Paul Walker’s Hours is a chilling story about one father’s struggle to keep his newborn alive amidst the 2005 tragedy of Hurricane Katrina. Walker’s performance becomes only that much more emotional given his recent tragic passing.
In one of his last interviews before his death, Walker told Terri Seymour of Extra, “I think just about anybody can relate to having something taken away from you,” regarding the struggle his character Nolan goes through in the wake of his wife dying in childbirth. Sadly the acting community and fans across the world had something taken away from them in November of 2013 when Walker and a friend crashed the Porsche they were driving.
Walker’s performance in Hours reminds fans of Ryan Reynold’s performance in his film Buried, in which the protagonist has to carry the entire picture by himself. While Walker had more people to interact with during the film (along with much greater space to work with) it still relied on his deep portrayal of this newly widowed father with a new baby girl in need of his help. Surprisingly he pulled this off better than many might expect.
Hours is an emotionally charged film that delivers one of Walker’s best performances to date. Drawing on more than his ability to charm ladies and drive fast cars, this latest film shows audiences a side that many may not have had a chance to see; undeniable proof that Walker could in fact carry his own in the drama arena.
Stranded in a hospital with his newborn hooked up to a ventilation machine, Nolan must wait for help to arrive to rescue them from the increasingly flooded hospital. With the threat of more than losing his newborn looming, Nolan has to search the hospital for anything that will help him until help arrives while manually cranking the dying battery that his daughter is hooked up to. Mimicking a type of Speed situation where every beep of the battery may be its last, viewers have to bite their nails every time Nolan has to rush back to his daughter to re-charge the battery.

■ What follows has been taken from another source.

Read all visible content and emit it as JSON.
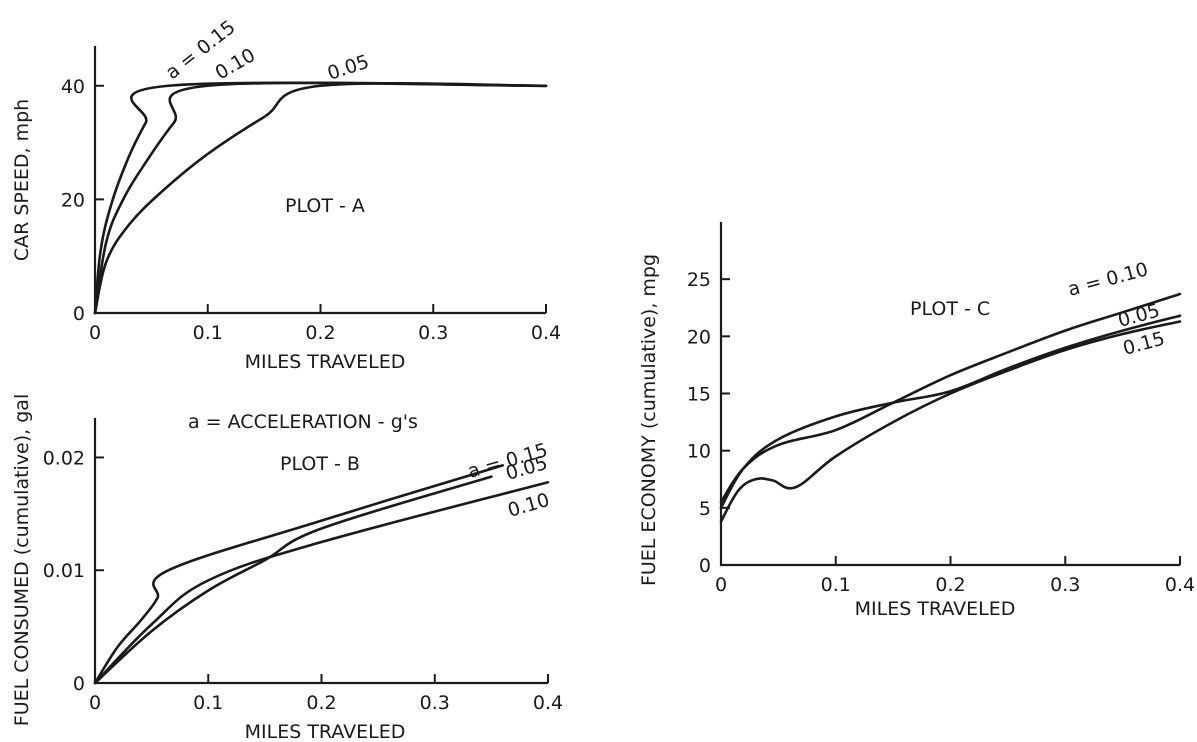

Filled with touching moments and heart-wrenching goodbyes, Hours finds a way to pull off the obvious low-budget and apparent editing flaws to deliver a film worthy of the subject matter it’s portraying.
Beaten down and both physically and mentally exhausted, Walker truly embodies his widowed character. The weight of the film, a heavy one at that, rests atop his worn out shoulders as he appears both fierce and vulnerable simultaneously. Pulling out memorabilia from his relationship with his wife to show their new daughter, Nolan begins to recount certain key moments with his now deceased wife, using his silent daughter to keep him from sitting in silence. It’s not until men begin roaming the halls with guns in search of anything they can use to survive that the heat is turned up and we find ourselves reminding Walker audibly that he needs to race back to his daughter to crank her machine before he can stop these men from any wrongdoing.
In its final moments, director Eric Heisserer (Final Destination 5) serves up one final blow to the heart, a scene that should be a part of Walker’s posthumous resume under the “Best Work” category. Without giving anything away, it is safe to say that Walker truly delivers in the film’s final moments. Any directorial or cinematic flaws made obvious in Hours can be over-looked in large part thanks to the performance Walker produces.
It is both tragically sad and gratifying that moviegoers are able to see this kind of performance from Walker. It’s terrible to know that he had this waiting for the world to see and only better things to come, but gratifying to know he was able to truly showcase his abilities as an actor and touch audiences one final time.
Hours can be seen on VOD as well as on DVD today.